Oder eure Zuhörer sind junge Leute. Behandelt Themen, die sie interessieren und sie weiter führen. Bei jungen Mädchen sprecht über deren Pflichten. Sprecht ihr zu ihnen über das Beten, so bedient euch keines Predigtbuches und haltet keinen lehrhaften Vortrag. Sagt, wie man zu Gott spricht, so wie es ihrer Fassungskraft entspricht, damit sie für ihre Praxis profitieren. Andernfalls hören sie gar nicht her, und behalten nur, dass euer Vortrag zu lang war. Nehmt ihr aber die vor euch Sitzenden so wie sie sind und besprecht die neuralgischen Punkte, werden sie ganz Ohr, weil sie gefesselt sind. Erklärt ihnen, wie sie gut beten und worin die Fehler ihres hastigen und zerstreuten Geplappers liegen. Leitet sie an, wie verschieden sie im Laufe des Tages mit Gott Zwiesprache halten sollen, wie sie am Morgen „betrachten“, indem sie ihr Tagewerk mit Gott vorbereiten. Dann habt ihr eine schöne und nützliche Predigt gehalten.

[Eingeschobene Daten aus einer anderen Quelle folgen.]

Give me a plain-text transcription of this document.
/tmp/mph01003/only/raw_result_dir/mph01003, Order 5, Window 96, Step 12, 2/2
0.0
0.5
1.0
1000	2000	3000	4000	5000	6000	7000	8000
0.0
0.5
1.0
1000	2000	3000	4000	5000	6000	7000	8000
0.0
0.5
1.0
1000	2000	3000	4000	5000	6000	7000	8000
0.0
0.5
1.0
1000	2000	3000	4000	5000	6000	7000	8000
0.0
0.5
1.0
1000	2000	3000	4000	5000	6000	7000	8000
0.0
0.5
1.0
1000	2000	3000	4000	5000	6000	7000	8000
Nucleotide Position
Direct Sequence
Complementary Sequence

Mit einer Predigt werdet ihr nicht mehr Nutzen stiften als sprächet ihr über die Sonne und den Mond, sondern zweifellos weniger. Mit dem Nächsten muss man Mitleid haben, liebe Freunde. Warum sie denn unter eurer Kanzel Zeit verlieren lassen? Eine Stunde ist etwas. Die Stunde bringt 5,8 Sous ein (also heute 42,5 Centimes). Eine durch eine langweilige Predigt verlorene Stunde bedeutet somit den Verlust von 42,5 Centimes.
Die Welt ist wie sie ist, wir ändern sie sicher nicht auf diese (langweilige) Weise. Wir müssen zu ihr hingehen, sie bei den Fehlern packen, die sie hat, und trachten, den größtmöglichen Vorteil daraus ziehen,
Bereitet also gründlich eure Unterweisungen vor im Hinblick auf die Zuhörer, die vor euch habt. Sprecht sie an in der Sprache, die sie verstehen und die sie fesselt, sucht ihr Herz zu gewinnen, um gute Regungen zu erwecken und sie zu bekehren.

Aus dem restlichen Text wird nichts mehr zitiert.